4. The FA receives the RRQ, validates the requested services, creates an entry in its pending registration table, and forwards it on to the Home Agent. The IP source of the RRQ is now the FA 192.168.100.6, and the IP destination is the Home Agent 192.168.10.1.

5. The Home Agent authenticates and then validates the RRQ. The Home Agent establishes the mobility binding and Mobile IP tunnel to the CoA, sends a gratuitous ARP on the Home Network, and sends a positive RRP to the Mobile Node through the FA (the IP source is the Home Agent 192.168.10.1, and the IP destination is the FA 192.168.100.6). As required, the Home Agent appends an MHAE with the correct security credentials.

6. The FA receives the RRP, verifies that it is a successful reply, and changes the pending registration entry into a visitor entry for the Mobile Node. The FA then forwards the RRP to the Mobile Node using link-layer addressing.

7. The Mobile Node receives the RRP and enjoys the established Mobile IP services for the lifetime granted, or until it moves again and must reregister.

8. At some time later, the Mobile Node hears a Mobility Agent advertisement with the F bit set, router address 192.168.200.6 with a prefix length extension of /24, and CoA of 192.168.200.6. This time, the Mobile Node uses the steady-state algorithm and, thus, does not do anything until its current FA's advertisement expires, even though it hears this new FA advertisement.
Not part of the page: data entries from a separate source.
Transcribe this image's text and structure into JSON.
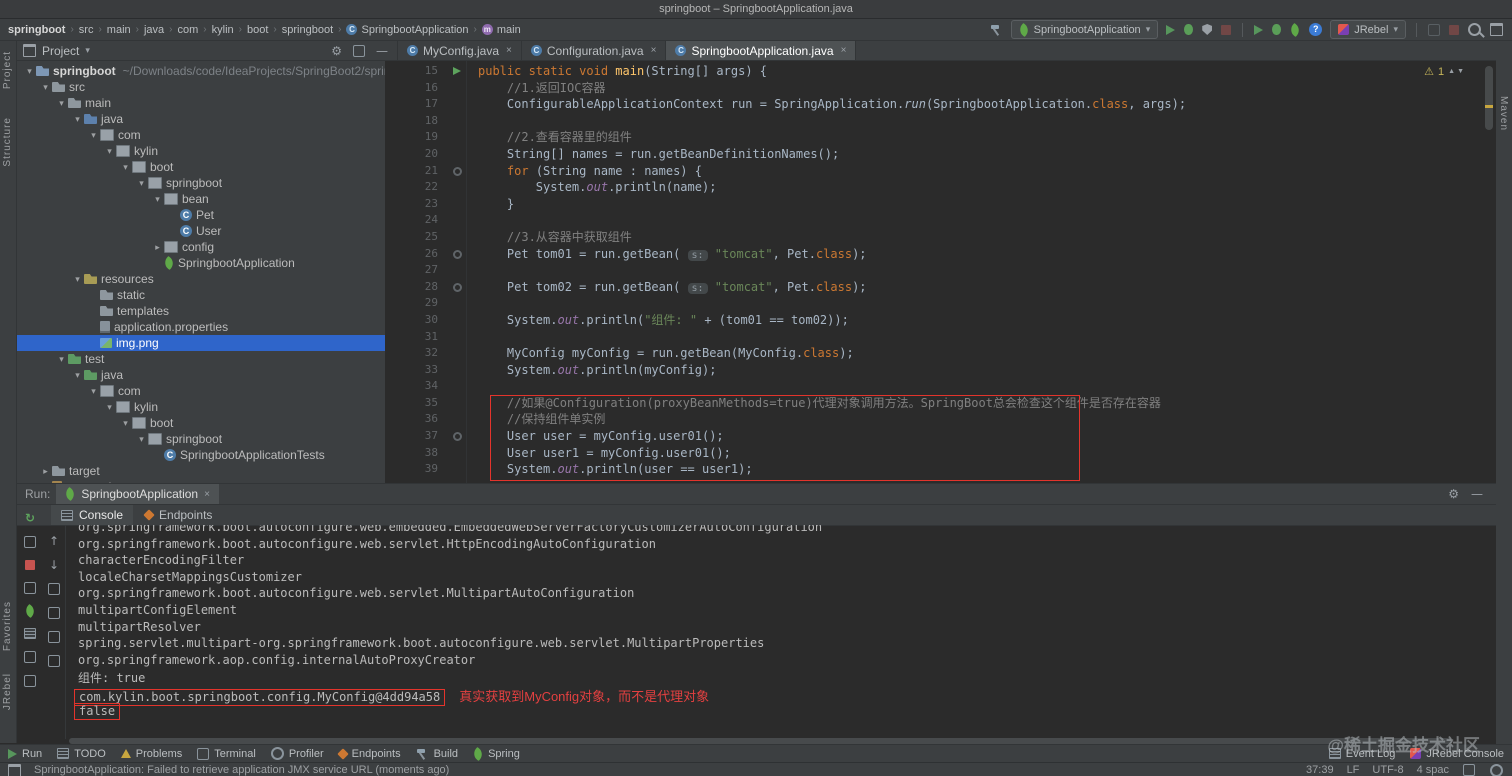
{
  "title_bar": {
    "title": "springboot – SpringbootApplication.java"
  },
  "nav": {
    "breadcrumbs": [
      {
        "label": "springboot"
      },
      {
        "label": "src"
      },
      {
        "label": "main"
      },
      {
        "label": "java"
      },
      {
        "label": "com"
      },
      {
        "label": "kylin"
      },
      {
        "label": "boot"
      },
      {
        "label": "springboot"
      },
      {
        "label": "SpringbootApplication",
        "icon": "class"
      },
      {
        "label": "main",
        "icon": "method"
      }
    ],
    "run_config": "SpringbootApplication",
    "jrebel_label": "JRebel",
    "right_icons": [
      {
        "type": "hammer",
        "name": "build-project-icon"
      },
      {
        "type": "combo-spring",
        "name": "run-configuration-select"
      },
      {
        "type": "play",
        "name": "run-button"
      },
      {
        "type": "bug",
        "name": "debug-button"
      },
      {
        "type": "shield",
        "name": "run-with-coverage-button"
      },
      {
        "type": "stop",
        "name": "stop-button",
        "dim": true
      },
      {
        "type": "sep",
        "name": "separator"
      },
      {
        "type": "play",
        "name": "jrebel-run-button"
      },
      {
        "type": "bug",
        "name": "jrebel-debug-button"
      },
      {
        "type": "leaf",
        "name": "jrebel-agent-icon"
      },
      {
        "type": "helpblue",
        "name": "help-icon"
      },
      {
        "type": "combo-jrebel",
        "name": "jrebel-select"
      },
      {
        "type": "sep",
        "name": "separator"
      },
      {
        "type": "mini",
        "name": "plugin-action-icon",
        "dim": true
      },
      {
        "type": "stop",
        "name": "stop-process-icon",
        "dim": true
      },
      {
        "type": "search",
        "name": "search-everywhere-icon"
      },
      {
        "type": "window",
        "name": "window-controls-icon"
      }
    ]
  },
  "left_strip": {
    "top": [
      "Project",
      "Structure"
    ],
    "bottom": [
      "Favorites",
      "JRebel"
    ]
  },
  "right_strip": {
    "top": [
      "Maven"
    ]
  },
  "project_panel": {
    "header": "Project",
    "header_icons": [
      "settings-icon",
      "collapse-all-icon",
      "hide-icon"
    ],
    "tree": [
      {
        "label": "springboot",
        "suffix": "~/Downloads/code/IdeaProjects/SpringBoot2/springboot",
        "lvl": 0,
        "icon": "project",
        "exp": "open",
        "bold": true
      },
      {
        "label": "src",
        "lvl": 1,
        "icon": "folder",
        "exp": "open"
      },
      {
        "label": "main",
        "lvl": 2,
        "icon": "folder",
        "exp": "open"
      },
      {
        "label": "java",
        "lvl": 3,
        "icon": "src",
        "exp": "open"
      },
      {
        "label": "com",
        "lvl": 4,
        "icon": "pkg",
        "exp": "open"
      },
      {
        "label": "kylin",
        "lvl": 5,
        "icon": "pkg",
        "exp": "open"
      },
      {
        "label": "boot",
        "lvl": 6,
        "icon": "pkg",
        "exp": "open"
      },
      {
        "label": "springboot",
        "lvl": 7,
        "icon": "pkg",
        "exp": "open"
      },
      {
        "label": "bean",
        "lvl": 8,
        "icon": "pkg",
        "exp": "open"
      },
      {
        "label": "Pet",
        "lvl": 9,
        "icon": "class"
      },
      {
        "label": "User",
        "lvl": 9,
        "icon": "class"
      },
      {
        "label": "config",
        "lvl": 8,
        "icon": "pkg",
        "exp": "closed"
      },
      {
        "label": "SpringbootApplication",
        "lvl": 8,
        "icon": "springclass"
      },
      {
        "label": "resources",
        "lvl": 3,
        "icon": "res",
        "exp": "open"
      },
      {
        "label": "static",
        "lvl": 4,
        "icon": "folder"
      },
      {
        "label": "templates",
        "lvl": 4,
        "icon": "folder"
      },
      {
        "label": "application.properties",
        "lvl": 4,
        "icon": "prop"
      },
      {
        "label": "img.png",
        "lvl": 4,
        "icon": "img",
        "selected": true
      },
      {
        "label": "test",
        "lvl": 2,
        "icon": "testfolder",
        "exp": "open"
      },
      {
        "label": "java",
        "lvl": 3,
        "icon": "testsrc",
        "exp": "open"
      },
      {
        "label": "com",
        "lvl": 4,
        "icon": "pkg",
        "exp": "open"
      },
      {
        "label": "kylin",
        "lvl": 5,
        "icon": "pkg",
        "exp": "open"
      },
      {
        "label": "boot",
        "lvl": 6,
        "icon": "pkg",
        "exp": "open"
      },
      {
        "label": "springboot",
        "lvl": 7,
        "icon": "pkg",
        "exp": "open"
      },
      {
        "label": "SpringbootApplicationTests",
        "lvl": 8,
        "icon": "class"
      },
      {
        "label": "target",
        "lvl": 1,
        "icon": "folder",
        "exp": "closed"
      },
      {
        "label": "pom.xml",
        "lvl": 1,
        "icon": "xml"
      }
    ]
  },
  "editor": {
    "tabs": [
      {
        "label": "MyConfig.java"
      },
      {
        "label": "Configuration.java"
      },
      {
        "label": "SpringbootApplication.java",
        "active": true
      }
    ],
    "inspection_count": "1",
    "lines": [
      {
        "n": 15,
        "g": "run",
        "seg": [
          [
            "k",
            "public static void "
          ],
          [
            "m",
            "main"
          ],
          [
            "p",
            "(String[] args) {"
          ]
        ]
      },
      {
        "n": 16,
        "seg": [
          [
            "p",
            "    "
          ],
          [
            "c",
            "//1.返回IOC容器"
          ]
        ]
      },
      {
        "n": 17,
        "seg": [
          [
            "p",
            "    ConfigurableApplicationContext run = SpringApplication."
          ],
          [
            "i",
            "run"
          ],
          [
            "p",
            "(SpringbootApplication."
          ],
          [
            "k",
            "class"
          ],
          [
            "p",
            ", args);"
          ]
        ]
      },
      {
        "n": 18,
        "seg": []
      },
      {
        "n": 19,
        "seg": [
          [
            "p",
            "    "
          ],
          [
            "c",
            "//2.查看容器里的组件"
          ]
        ]
      },
      {
        "n": 20,
        "seg": [
          [
            "p",
            "    String[] names = run.getBeanDefinitionNames();"
          ]
        ]
      },
      {
        "n": 21,
        "g": "dot",
        "seg": [
          [
            "p",
            "    "
          ],
          [
            "k",
            "for"
          ],
          [
            "p",
            " (String name : names) {"
          ]
        ]
      },
      {
        "n": 22,
        "seg": [
          [
            "p",
            "        System."
          ],
          [
            "f",
            "out"
          ],
          [
            "p",
            ".println(name);"
          ]
        ]
      },
      {
        "n": 23,
        "seg": [
          [
            "p",
            "    }"
          ]
        ]
      },
      {
        "n": 24,
        "seg": []
      },
      {
        "n": 25,
        "seg": [
          [
            "p",
            "    "
          ],
          [
            "c",
            "//3.从容器中获取组件"
          ]
        ]
      },
      {
        "n": 26,
        "g": "dot",
        "seg": [
          [
            "p",
            "    Pet tom01 = run.getBean( "
          ],
          [
            "h",
            "s:"
          ],
          [
            "p",
            " "
          ],
          [
            "s",
            "\"tomcat\""
          ],
          [
            "p",
            ", Pet."
          ],
          [
            "k",
            "class"
          ],
          [
            "p",
            ");"
          ]
        ]
      },
      {
        "n": 27,
        "seg": []
      },
      {
        "n": 28,
        "g": "dot",
        "seg": [
          [
            "p",
            "    Pet tom02 = run.getBean( "
          ],
          [
            "h",
            "s:"
          ],
          [
            "p",
            " "
          ],
          [
            "s",
            "\"tomcat\""
          ],
          [
            "p",
            ", Pet."
          ],
          [
            "k",
            "class"
          ],
          [
            "p",
            ");"
          ]
        ]
      },
      {
        "n": 29,
        "seg": []
      },
      {
        "n": 30,
        "seg": [
          [
            "p",
            "    System."
          ],
          [
            "f",
            "out"
          ],
          [
            "p",
            ".println("
          ],
          [
            "s",
            "\"组件: \""
          ],
          [
            "p",
            " + (tom01 == tom02));"
          ]
        ]
      },
      {
        "n": 31,
        "seg": []
      },
      {
        "n": 32,
        "seg": [
          [
            "p",
            "    MyConfig myConfig = run.getBean(MyConfig."
          ],
          [
            "k",
            "class"
          ],
          [
            "p",
            ");"
          ]
        ]
      },
      {
        "n": 33,
        "seg": [
          [
            "p",
            "    System."
          ],
          [
            "f",
            "out"
          ],
          [
            "p",
            ".println(myConfig);"
          ]
        ]
      },
      {
        "n": 34,
        "seg": []
      },
      {
        "n": 35,
        "seg": [
          [
            "p",
            "    "
          ],
          [
            "c",
            "//如果@Configuration(proxyBeanMethods=true)代理对象调用方法。SpringBoot总会检查这个组件是否存在容器"
          ]
        ]
      },
      {
        "n": 36,
        "seg": [
          [
            "p",
            "    "
          ],
          [
            "c",
            "//保持组件单实例"
          ]
        ]
      },
      {
        "n": 37,
        "g": "dot",
        "seg": [
          [
            "p",
            "    User user = myConfig.user01();"
          ]
        ]
      },
      {
        "n": 38,
        "seg": [
          [
            "p",
            "    User user1 = myConfig.user01();"
          ]
        ]
      },
      {
        "n": 39,
        "seg": [
          [
            "p",
            "    System."
          ],
          [
            "f",
            "out"
          ],
          [
            "p",
            ".println(user == user1);"
          ]
        ]
      }
    ]
  },
  "run_panel": {
    "label": "Run:",
    "tab": "SpringbootApplication",
    "header_icons": [
      "settings-icon",
      "hide-icon"
    ],
    "view_tabs": [
      {
        "label": "Console",
        "icon": "console",
        "active": true
      },
      {
        "label": "Endpoints",
        "icon": "endpoints"
      }
    ],
    "toolbar_icons_primary": [
      "rerun",
      "settings",
      "stop",
      "layout",
      "spring-debug",
      "console",
      "print",
      "trash"
    ],
    "toolbar_icons_secondary": [
      "up-arrow",
      "down-arrow",
      "expand-all",
      "collapse-all",
      "soft-wrap",
      "clear-all"
    ],
    "console_lines": [
      {
        "text": "org.springframework.boot.autoconfigure.web.embedded.EmbeddedWebServerFactoryCustomizerAutoConfiguration",
        "clip": true
      },
      {
        "text": "org.springframework.boot.autoconfigure.web.servlet.HttpEncodingAutoConfiguration"
      },
      {
        "text": "characterEncodingFilter"
      },
      {
        "text": "localeCharsetMappingsCustomizer"
      },
      {
        "text": "org.springframework.boot.autoconfigure.web.servlet.MultipartAutoConfiguration"
      },
      {
        "text": "multipartConfigElement"
      },
      {
        "text": "multipartResolver"
      },
      {
        "text": "spring.servlet.multipart-org.springframework.boot.autoconfigure.web.servlet.MultipartProperties"
      },
      {
        "text": "org.springframework.aop.config.internalAutoProxyCreator"
      },
      {
        "text": "组件: true"
      },
      {
        "text": "com.kylin.boot.springboot.config.MyConfig@4dd94a58",
        "boxed": true,
        "note": "真实获取到MyConfig对象，而不是代理对象"
      },
      {
        "text": "false",
        "boxed": true
      }
    ]
  },
  "bottom_bar": {
    "items": [
      {
        "label": "Run",
        "icon": "run"
      },
      {
        "label": "TODO",
        "icon": "todo"
      },
      {
        "label": "Problems",
        "icon": "problems"
      },
      {
        "label": "Terminal",
        "icon": "terminal"
      },
      {
        "label": "Profiler",
        "icon": "profiler"
      },
      {
        "label": "Endpoints",
        "icon": "endpoints"
      },
      {
        "label": "Build",
        "icon": "build"
      },
      {
        "label": "Spring",
        "icon": "spring"
      }
    ],
    "right_items": [
      {
        "label": "Event Log",
        "icon": "eventlog"
      },
      {
        "label": "JRebel Console",
        "icon": "jrebelc"
      }
    ],
    "watermark": "@稀土掘金技术社区"
  },
  "status_bar": {
    "message": "SpringbootApplication: Failed to retrieve application JMX service URL (moments ago)",
    "position": "37:39",
    "line_sep": "LF",
    "encoding": "UTF-8",
    "indent": "4 spac",
    "icons": [
      "lock-icon",
      "indicator-icon"
    ]
  },
  "colors": {
    "accent_selection": "#2f65ca",
    "annotation_red": "#e3342c",
    "keyword_orange": "#cc7832",
    "string_green": "#6a8759",
    "panel_bg": "#3c3f41",
    "editor_bg": "#2b2b2b"
  }
}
9. Upon expiry of its current FA's advertisement, the Mobile Node initiates a Mobile IP handover and sends an updated RRQ to its Home Agent with the new CoA of 192.168.200.6. The RRQ and RRP follow the same logic as previously described, and the Mobile Node successfully registers with the new FA.
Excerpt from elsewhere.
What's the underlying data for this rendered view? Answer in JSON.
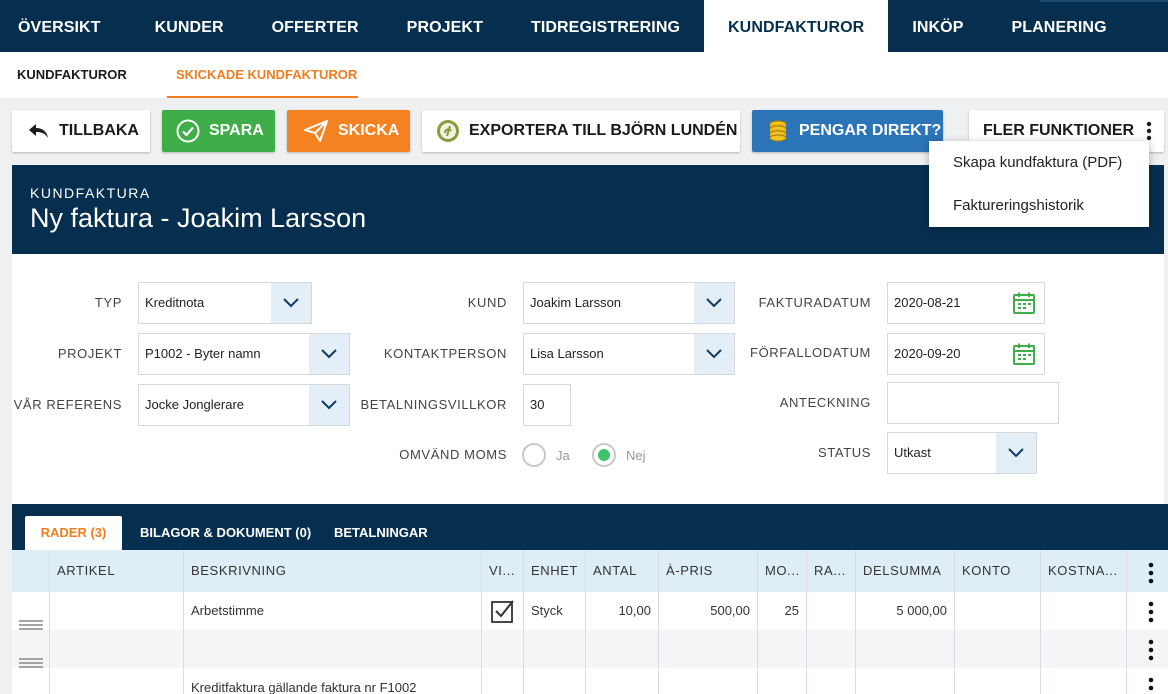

10. The Mobile Node realizes that it has not heard an advertisement from its FA in some time and that the hold time is about to expire. It sends out an agent solicitation in hopes of finding a FA.

11. The Mobile Node receives no Mobility Agent advertisements and realizes that it is still roaming away from home, but is not under the domain of a FA. It then sends a DCHP request to obtain a CCoA (192.168.250.7) in the Foreign Network. It sends a RRQ directly to its Home Agent with the D bit set, the CCoA as 192.168.250.7, and the Home Address as 192.168.10.30. The IP source is the CCoA 192.168.250.7, and the IP destination is the Home Agent 192.168.10.1. The Home Agent sends a positive RRP directly to the Mobile Node 192.168.250.7.

12. At some time later, the Mobile Node hears a Mobility Agent advertisement with the H bit set and router address 192.168.10.1 with prefix length extension /24, and realizes that it is back home. It initiates a Mobile IP handover and sends a RRQ with the IP source as its Home Address (192.168.10.30) and IP destination as the Home Agent (192.168.10.1). It sets the CoA as its Home Address (192.168.10.30) and lifetime as 0 to indicate that it is deregistering its mobility binding. The Mobile Node sends out a gratuitous ARP on its Home Network to ensure that its traffic is delivered to it and is no longer tunneled by the Home Agent.